Does he use that jacket for testing lenses?


----------



## Canon Rumors Guy (Dec 23, 2015)

Brymills said:


> Does he use that jacket for testing lenses?



Only to check if a lens is decentered.


----------



## Talley (Dec 23, 2015)

that 20mm 1.4 is bigger than I thought.


----------



## slclick (Dec 23, 2015)

You have really got to hand it to Sigma. It's rare that a 3rd Party in ANY field can turn itself around and become a leader or at least a true competitor. Tamron and Tokina should rethink how they run their shops.


----------



## vscd (Dec 23, 2015)

A lot of capitalistic companies could learn a few thoughts from this small company. It's not everything about growth for each given price...


----------



## Nininini (Dec 23, 2015)

I'll never buy a Sigma lens again after the amount of AF problems I've had with it. I'm not the only one, the internet is filled with personal accounts of people having AF issues with Sigma lenses. Considering Sigma says they profile themselves as a mid to high-end lens maker, one thing that should be flawless is AF, and it's a nightmare on far too many Sigma and Tamron lenses. I realize this isn't Sigma and Tamron their fault because Canon and Nikon have thousands of patents protecting their business, including how AF works on their cameras, but as a consumer, that's not my problem.

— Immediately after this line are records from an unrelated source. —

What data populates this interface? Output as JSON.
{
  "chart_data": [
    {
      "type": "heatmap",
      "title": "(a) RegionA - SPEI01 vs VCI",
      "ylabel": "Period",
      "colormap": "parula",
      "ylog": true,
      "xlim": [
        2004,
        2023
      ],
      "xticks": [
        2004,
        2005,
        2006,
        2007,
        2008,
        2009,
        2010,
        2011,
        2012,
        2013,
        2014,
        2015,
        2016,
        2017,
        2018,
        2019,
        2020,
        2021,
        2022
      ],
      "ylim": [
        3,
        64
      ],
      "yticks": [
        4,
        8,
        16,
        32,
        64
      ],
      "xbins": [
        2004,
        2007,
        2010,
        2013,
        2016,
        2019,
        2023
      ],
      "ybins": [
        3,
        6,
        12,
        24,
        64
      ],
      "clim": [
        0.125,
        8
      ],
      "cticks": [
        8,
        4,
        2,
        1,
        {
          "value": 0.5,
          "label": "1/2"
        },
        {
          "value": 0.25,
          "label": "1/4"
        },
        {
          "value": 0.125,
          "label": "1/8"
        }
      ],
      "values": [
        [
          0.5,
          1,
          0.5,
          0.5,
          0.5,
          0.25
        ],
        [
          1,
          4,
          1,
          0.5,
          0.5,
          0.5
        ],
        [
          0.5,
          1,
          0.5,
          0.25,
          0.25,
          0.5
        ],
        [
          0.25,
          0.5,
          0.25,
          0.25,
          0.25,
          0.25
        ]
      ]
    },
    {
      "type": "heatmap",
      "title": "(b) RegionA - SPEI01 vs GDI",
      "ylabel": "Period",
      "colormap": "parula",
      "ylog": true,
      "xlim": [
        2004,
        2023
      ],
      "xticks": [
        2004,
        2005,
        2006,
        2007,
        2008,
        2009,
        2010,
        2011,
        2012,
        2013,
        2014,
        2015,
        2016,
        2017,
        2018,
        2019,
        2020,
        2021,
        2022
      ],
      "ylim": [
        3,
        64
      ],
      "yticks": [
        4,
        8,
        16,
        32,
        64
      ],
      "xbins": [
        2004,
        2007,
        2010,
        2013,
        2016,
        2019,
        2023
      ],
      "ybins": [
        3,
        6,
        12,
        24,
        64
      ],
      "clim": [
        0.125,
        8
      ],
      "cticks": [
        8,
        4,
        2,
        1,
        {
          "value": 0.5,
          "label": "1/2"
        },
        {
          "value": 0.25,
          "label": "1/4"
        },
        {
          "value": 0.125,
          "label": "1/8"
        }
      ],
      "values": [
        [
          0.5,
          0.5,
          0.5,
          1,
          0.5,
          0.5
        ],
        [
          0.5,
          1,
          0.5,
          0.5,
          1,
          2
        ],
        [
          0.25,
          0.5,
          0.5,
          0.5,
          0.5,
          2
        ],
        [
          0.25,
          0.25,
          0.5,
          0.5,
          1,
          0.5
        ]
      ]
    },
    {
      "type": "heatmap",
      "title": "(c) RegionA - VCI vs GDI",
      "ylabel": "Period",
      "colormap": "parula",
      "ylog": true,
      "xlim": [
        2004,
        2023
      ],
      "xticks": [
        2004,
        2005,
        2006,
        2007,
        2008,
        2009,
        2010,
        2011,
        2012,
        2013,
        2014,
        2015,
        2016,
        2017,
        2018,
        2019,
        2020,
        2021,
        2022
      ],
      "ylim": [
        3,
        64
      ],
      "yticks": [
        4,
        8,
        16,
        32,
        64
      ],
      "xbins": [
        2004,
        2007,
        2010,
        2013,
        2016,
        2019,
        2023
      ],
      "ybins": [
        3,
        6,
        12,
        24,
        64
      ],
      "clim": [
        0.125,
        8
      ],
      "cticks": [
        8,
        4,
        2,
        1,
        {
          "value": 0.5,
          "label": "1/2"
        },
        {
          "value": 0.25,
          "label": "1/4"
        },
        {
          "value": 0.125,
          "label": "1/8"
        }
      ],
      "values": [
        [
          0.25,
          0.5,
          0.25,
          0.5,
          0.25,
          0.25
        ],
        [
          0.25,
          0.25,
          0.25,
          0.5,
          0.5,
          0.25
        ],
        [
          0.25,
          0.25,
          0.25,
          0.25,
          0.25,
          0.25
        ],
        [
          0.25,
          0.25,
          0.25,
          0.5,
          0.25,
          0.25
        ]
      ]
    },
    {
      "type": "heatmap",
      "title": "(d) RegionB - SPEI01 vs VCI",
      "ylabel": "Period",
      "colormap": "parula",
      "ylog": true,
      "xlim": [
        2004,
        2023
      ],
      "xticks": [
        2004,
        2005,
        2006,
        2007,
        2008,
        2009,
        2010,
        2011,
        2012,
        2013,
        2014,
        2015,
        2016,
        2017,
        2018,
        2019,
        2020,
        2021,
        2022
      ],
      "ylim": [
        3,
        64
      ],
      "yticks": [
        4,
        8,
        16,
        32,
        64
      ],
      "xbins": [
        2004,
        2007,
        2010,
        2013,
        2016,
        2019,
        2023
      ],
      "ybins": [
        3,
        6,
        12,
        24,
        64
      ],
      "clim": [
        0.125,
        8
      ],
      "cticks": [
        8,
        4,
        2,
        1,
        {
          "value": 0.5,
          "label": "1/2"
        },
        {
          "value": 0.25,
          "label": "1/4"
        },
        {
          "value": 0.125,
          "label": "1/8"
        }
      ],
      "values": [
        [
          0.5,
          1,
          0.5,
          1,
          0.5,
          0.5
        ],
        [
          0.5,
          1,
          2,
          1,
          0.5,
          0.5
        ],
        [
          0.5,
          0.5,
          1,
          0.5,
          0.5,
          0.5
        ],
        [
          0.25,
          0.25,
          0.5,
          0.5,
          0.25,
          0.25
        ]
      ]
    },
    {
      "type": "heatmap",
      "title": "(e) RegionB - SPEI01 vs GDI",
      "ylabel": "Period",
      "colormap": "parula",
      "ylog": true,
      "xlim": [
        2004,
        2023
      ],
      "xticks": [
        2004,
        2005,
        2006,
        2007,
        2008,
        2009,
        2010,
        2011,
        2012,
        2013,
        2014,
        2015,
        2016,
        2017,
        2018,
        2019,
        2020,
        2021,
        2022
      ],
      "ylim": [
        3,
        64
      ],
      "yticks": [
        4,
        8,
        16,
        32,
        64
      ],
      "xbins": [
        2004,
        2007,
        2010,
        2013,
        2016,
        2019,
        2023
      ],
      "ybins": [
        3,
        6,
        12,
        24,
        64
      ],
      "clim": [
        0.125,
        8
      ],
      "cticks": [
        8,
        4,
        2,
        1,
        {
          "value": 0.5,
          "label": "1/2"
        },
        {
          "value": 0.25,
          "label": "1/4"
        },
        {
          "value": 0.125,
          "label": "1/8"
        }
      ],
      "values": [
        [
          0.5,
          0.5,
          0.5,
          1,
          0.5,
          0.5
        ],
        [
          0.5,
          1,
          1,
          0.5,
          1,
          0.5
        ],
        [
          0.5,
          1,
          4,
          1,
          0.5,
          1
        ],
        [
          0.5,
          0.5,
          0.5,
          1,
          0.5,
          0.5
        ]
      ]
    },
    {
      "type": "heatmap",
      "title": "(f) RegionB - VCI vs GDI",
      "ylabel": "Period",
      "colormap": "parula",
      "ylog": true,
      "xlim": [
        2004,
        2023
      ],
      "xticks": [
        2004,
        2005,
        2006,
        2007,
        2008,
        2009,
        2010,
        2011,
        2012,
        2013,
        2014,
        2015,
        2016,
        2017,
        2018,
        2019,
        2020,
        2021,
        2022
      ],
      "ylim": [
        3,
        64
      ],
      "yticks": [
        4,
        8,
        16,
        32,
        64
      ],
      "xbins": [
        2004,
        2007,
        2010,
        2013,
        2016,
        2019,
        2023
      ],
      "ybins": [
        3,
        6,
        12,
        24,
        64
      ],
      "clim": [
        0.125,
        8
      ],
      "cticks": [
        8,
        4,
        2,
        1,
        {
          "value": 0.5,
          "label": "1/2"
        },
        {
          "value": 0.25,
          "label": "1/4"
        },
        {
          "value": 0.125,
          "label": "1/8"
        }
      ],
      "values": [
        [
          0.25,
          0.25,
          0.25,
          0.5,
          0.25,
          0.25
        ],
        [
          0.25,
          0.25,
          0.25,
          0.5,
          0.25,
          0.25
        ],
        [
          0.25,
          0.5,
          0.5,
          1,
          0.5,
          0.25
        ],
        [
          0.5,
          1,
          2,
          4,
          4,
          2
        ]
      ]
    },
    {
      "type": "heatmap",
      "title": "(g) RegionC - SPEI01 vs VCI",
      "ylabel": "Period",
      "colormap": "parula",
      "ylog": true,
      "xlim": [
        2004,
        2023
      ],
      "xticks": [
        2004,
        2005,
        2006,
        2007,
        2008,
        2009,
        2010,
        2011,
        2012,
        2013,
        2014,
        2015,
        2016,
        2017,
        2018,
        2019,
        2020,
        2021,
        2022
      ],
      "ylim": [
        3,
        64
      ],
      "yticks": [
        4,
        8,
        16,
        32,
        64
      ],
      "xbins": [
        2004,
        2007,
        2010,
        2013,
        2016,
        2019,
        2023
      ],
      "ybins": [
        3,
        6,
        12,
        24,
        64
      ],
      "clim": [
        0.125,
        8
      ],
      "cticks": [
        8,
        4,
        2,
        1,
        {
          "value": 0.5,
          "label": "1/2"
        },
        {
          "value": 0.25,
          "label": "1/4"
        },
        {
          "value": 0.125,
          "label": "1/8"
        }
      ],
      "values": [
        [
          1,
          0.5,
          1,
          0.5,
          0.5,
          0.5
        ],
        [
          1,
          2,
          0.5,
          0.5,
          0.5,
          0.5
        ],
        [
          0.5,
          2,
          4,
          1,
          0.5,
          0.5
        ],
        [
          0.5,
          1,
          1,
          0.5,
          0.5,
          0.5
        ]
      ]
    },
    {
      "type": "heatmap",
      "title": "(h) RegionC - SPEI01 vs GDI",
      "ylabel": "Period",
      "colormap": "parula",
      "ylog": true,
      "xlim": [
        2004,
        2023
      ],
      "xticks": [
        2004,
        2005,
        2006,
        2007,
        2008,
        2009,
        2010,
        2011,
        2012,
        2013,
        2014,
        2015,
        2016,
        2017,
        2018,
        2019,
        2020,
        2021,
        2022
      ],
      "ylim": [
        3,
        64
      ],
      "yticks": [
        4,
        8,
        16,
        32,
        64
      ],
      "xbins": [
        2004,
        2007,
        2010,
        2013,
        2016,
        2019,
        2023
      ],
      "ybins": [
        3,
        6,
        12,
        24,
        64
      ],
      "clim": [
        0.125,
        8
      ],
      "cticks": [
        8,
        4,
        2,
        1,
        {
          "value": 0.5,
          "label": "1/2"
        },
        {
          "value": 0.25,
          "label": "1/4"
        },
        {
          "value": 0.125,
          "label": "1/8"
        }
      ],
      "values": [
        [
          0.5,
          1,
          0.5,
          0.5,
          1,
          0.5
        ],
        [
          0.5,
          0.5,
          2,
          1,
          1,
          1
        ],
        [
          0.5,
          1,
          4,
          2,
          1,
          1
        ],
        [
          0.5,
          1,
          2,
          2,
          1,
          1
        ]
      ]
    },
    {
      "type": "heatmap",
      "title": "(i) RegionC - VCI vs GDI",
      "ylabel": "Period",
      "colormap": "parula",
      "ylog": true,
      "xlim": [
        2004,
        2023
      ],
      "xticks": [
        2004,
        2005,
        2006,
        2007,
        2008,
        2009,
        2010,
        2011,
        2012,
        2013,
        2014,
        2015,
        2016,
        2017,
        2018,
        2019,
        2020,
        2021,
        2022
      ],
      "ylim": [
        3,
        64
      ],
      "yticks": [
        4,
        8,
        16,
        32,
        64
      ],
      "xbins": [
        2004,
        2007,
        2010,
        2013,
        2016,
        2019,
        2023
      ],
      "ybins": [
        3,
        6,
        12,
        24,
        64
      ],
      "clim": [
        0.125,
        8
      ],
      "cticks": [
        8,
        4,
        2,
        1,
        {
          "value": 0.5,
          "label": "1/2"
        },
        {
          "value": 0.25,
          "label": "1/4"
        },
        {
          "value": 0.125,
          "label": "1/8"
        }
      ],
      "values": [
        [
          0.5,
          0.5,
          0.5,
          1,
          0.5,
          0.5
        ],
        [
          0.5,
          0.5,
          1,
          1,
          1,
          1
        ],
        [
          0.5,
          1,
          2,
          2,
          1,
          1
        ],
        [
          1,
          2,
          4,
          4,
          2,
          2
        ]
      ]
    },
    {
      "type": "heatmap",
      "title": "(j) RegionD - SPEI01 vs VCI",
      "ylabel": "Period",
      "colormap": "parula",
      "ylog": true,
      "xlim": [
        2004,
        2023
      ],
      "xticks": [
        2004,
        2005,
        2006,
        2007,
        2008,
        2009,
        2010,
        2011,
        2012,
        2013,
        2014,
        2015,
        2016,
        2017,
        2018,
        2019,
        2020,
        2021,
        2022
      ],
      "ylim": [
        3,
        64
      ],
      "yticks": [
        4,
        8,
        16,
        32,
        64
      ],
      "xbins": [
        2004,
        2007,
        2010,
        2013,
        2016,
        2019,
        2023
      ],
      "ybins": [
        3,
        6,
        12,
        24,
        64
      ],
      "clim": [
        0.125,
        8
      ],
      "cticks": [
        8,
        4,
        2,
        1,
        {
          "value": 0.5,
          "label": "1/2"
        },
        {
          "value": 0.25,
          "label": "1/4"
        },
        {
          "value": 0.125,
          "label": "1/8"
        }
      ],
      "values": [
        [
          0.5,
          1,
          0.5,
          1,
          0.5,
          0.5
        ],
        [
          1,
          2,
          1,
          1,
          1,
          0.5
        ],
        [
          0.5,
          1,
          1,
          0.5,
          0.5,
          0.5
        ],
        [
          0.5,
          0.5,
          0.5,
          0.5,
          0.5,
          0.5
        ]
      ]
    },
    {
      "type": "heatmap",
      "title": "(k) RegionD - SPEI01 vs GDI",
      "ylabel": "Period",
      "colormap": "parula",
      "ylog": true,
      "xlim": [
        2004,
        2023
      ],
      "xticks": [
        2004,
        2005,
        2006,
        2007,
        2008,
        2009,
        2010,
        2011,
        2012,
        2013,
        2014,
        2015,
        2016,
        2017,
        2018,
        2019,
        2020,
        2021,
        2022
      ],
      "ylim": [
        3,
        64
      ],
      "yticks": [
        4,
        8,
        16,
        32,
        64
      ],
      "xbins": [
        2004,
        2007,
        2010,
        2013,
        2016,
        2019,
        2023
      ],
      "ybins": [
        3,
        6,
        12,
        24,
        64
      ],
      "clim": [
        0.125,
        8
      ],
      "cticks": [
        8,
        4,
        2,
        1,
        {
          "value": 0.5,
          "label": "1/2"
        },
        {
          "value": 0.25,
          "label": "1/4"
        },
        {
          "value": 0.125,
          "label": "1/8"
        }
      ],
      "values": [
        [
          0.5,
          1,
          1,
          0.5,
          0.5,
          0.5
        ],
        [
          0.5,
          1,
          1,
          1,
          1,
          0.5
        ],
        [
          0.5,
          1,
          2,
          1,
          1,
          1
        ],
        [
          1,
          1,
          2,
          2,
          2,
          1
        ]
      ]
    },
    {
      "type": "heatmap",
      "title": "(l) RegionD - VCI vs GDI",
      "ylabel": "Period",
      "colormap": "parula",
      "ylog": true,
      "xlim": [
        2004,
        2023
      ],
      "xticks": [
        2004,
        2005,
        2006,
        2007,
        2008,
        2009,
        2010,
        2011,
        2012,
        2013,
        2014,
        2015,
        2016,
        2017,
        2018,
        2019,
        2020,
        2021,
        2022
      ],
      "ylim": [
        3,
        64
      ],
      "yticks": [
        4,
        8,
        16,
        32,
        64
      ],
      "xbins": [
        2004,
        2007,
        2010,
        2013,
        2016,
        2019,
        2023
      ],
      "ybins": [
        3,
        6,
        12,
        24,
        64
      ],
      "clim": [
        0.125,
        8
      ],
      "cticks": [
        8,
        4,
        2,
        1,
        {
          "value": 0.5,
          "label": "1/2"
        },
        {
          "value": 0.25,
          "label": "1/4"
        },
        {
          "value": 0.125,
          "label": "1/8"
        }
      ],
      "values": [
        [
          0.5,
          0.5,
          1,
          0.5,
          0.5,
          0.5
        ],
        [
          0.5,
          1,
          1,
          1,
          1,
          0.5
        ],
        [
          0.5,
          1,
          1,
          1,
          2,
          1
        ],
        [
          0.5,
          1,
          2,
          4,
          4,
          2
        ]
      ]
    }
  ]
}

I won't waste my money on another Sigma lens with AF issues.

And the ironic thing is, that the chinese OEM he's talking about, tend to have a far more accurate AF system than Sigma lenses, because they aren't afraid to reverse engineer the Canon AF system and aren't afraid of litigation. I don't need a USB dock or microadjust the lens 40 times to get it to focus like every other Sigma lens with AF problems.


----------



## sunnyVan (Dec 23, 2015)

I appreciate his business philosophy. It does improve my perception of the company even more. Loved the sigma 35 when i had it. Zero AF issue. Bitingly sharp. Too bad the new 20mm doesn't seem to perform well in terms of coma, or else i would've bought it.


----------



## Patak (Dec 23, 2015)

I am not a huge fan of Sigma products, but I truly appreciate Kazuto's business philosophy. This company is on the path of success with him in charge


----------



## HighLowISO (Dec 23, 2015)

Great Interview! My first Sigma lens was the 50mm ART and my second sort of by accident (great price) is the 150-600mm C. I don't need any more lenses, but if these hold up Canon will have serious competition because of the quality and price.


----------



## Bennymiata (Dec 23, 2015)

He seems to be a nice, down to earth guy with some good ideas. Not your typical boss of a large business.

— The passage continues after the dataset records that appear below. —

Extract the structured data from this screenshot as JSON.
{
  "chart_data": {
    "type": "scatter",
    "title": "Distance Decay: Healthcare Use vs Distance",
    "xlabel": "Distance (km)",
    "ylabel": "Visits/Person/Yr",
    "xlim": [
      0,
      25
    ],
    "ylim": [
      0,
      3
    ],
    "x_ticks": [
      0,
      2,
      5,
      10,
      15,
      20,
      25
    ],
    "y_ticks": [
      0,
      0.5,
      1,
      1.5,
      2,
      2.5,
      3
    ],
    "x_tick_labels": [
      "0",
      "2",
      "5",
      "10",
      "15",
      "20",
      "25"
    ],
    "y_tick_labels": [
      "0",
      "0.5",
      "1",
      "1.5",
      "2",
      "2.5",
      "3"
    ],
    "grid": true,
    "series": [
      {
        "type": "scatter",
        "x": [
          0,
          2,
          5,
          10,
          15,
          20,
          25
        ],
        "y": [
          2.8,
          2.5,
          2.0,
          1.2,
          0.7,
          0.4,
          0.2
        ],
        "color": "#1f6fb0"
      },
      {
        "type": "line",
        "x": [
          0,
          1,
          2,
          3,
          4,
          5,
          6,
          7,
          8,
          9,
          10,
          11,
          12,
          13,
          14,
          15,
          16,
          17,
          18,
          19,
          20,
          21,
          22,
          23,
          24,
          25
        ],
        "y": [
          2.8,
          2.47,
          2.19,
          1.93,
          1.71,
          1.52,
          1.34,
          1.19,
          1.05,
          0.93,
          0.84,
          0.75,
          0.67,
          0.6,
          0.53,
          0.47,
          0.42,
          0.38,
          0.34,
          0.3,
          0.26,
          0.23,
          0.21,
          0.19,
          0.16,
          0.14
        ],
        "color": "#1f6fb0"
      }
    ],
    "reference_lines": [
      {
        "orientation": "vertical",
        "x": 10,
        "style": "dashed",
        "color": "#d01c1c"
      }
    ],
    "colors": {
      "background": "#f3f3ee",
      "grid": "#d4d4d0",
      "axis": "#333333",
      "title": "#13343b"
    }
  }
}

I've got a couple of Sigma lenses and I'm really happy with them and they seem to focus really well too, and I don't even have a dock.


----------



## adventureous (Dec 24, 2015)

Maybe Canon did try to buy Sigma and this guy means what he says. Going to stay family owned and not wreck the local economy.


----------



## Mt Spokane Photography (Dec 24, 2015)

While its going to take a lot to convince me to purchase a Sigma lens again, I appreciate the difficulty in making a wide aperture lens focus accurately on a Canon DSLR. Canon cameras use the lens model number to make AF adjustments as well as other tweaks.

When you have a lens that has no Canon equivalent, it is impossible. Sigma saw this and created the dock as a work-around. The dock is far from perfect, but does solve or reduce a lot of issues.

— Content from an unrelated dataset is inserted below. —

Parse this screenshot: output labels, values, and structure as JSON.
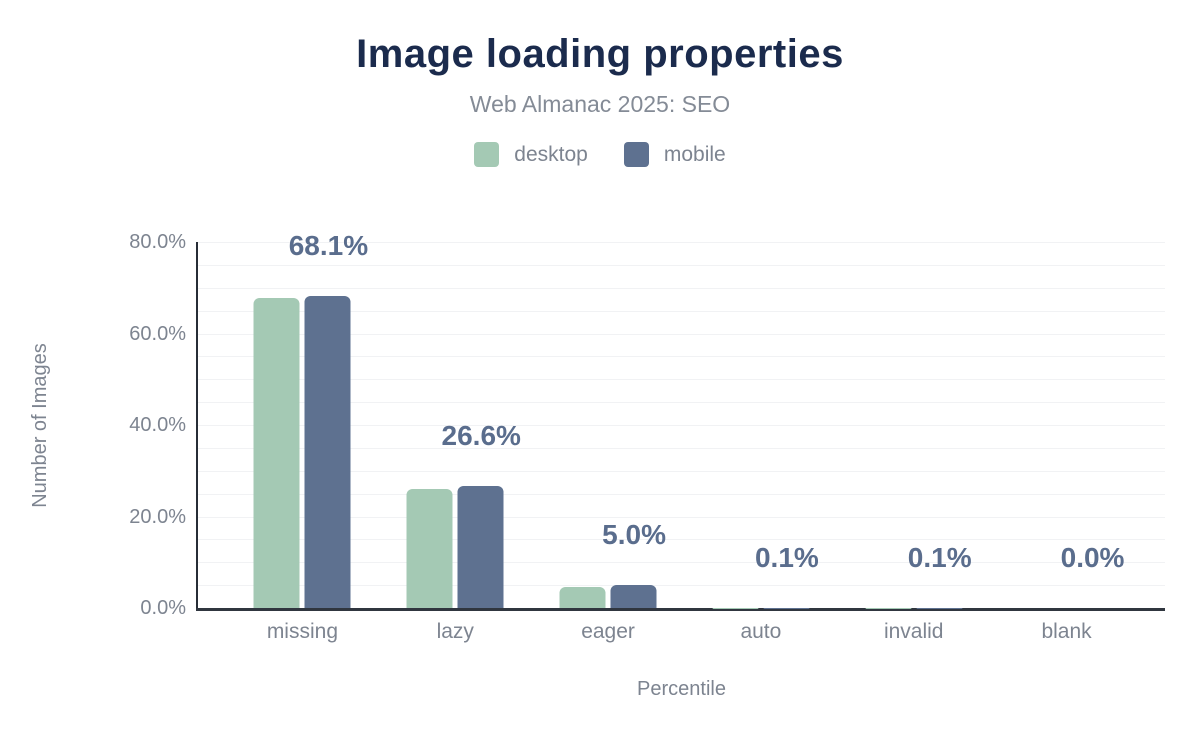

One game changer is DPAF or possible a new improved type of autofocus that is able to have accurate autofocus with and lens. The difficult to focus Sigma 18-35mm f/1.8 lens is said to focus perfectly every time when in live view on the 70D and 7D MK II. That's one reason I'd like to see DPAF or the equivalent on future cameras. Its also likely something that Canon and Nikon fear. If hey eliminate AF issues for the competition, they lose sales.


----------



## Luds34 (Dec 24, 2015)

Bennymiata said:


> He seems to be a nice, down to earth guy with some good ideas. Not your typical boss of a large business.
> 
> I've got a couple of Sigma lenses and I'm really happy with them and they seem to focus really well too, and I don't even have a dock.



I bought the dock, it was so cheap (60 bucks maybe?) but in the end I haven't used it other then to verify my firmware was current. I was a bit nervous but pleasantly surprised how accurate my 35mm Art was on my 6D. No AFMA necessary and the lens just nails focus. I'll definitely keep Sigma in mind. Their optics are as good as anyone's it would appear. Besides, I can't justify spending near $2k on a prime from Canon.


----------



## Luds34 (Dec 24, 2015)

Mt Spokane Photography said:


> One game changer is DPAF or possible a new improved type of autofocus that is able to have accurate autofocus with and lens. The difficult to focus Sigma 18-35mm f/1.8 lens is said to focus perfectly every time when in live view on the 70D and 7D MK II. That's one reason I'd like to see DPAF or the equivalent on future cameras. Its also likely something that Canon and Nikon fear. If hey eliminate AF issues for the competition, they lose sales.



Absolutely. While DPAF relies on phase detection, it still uses contrast detection to "lock it in". So even if a lens didn't get it completely right or was perfectly aligned with the focus system, it should be "good enough" to get quite close and a slight amount of time spent using the contrast detection would dial it in to perfection.

So in short, if/when Canon moves to Mirrorless, companies like Sigma who's issues with not completely figuring out the "secret sauce" from Canon's AF algorithms may be rendered moot.


----------



## sanj (Dec 24, 2015)

Love this guy. But what a horrible video production! Awful music as well.


----------



## Zv (Dec 24, 2015)

sanj said:


> Love this guy. But what a horrible video production! Awful music as well.



Yup, that's how they do things here! This is actually not even that bad; You should (or maybe you shouldn't ) see some of the videos made by the company I work for - shockingly poor production. So bad that it actually takes effort to make it that terrible. You could whip out your iPhone and do a better job of it.


----------



## jebrady03 (Dec 24, 2015)

Had a Sigma 35mm Art, focus always all over the place. Sold it and swore off Sigma. Decided to give them a second chance and bought the 50mm Art. Bought the dock this time too. I tuned it after about a month because I noticed inconsistencies. It's worked well for a while, but I realized the other day it's starting to miss... A LOT. I guess it's time to tune it again. That's annoying.


----------



## IglooEater (Dec 24, 2015)

Sigma's business policies make me really want to buy from them. If only they could resolve af..


----------



## ChristopherMarkPerez (Dec 24, 2015)

I can sense the man's passion for the photographic arts. He seems very happy to do what he's doing.

I've used Sigma lenses for years. AF problems? I've not experienced them. They were at least as accurate as the L-glass I owned.

My current crop of Sigma optics are the DN Art series for the Sony mirrorless. Nails the focus every time. Sharp sharp sharp from wide open. What's there not to love?

I'm glad Sigma is here and doing business as they are.


----------



## Stuart (Dec 24, 2015)

A 2nd manufacturing plant is sometime about supply security should anything affect the prime area.
When you grow to a certain size perhaps adding a 2nd site can help other areas too as well as reducing 1 site risk.


----------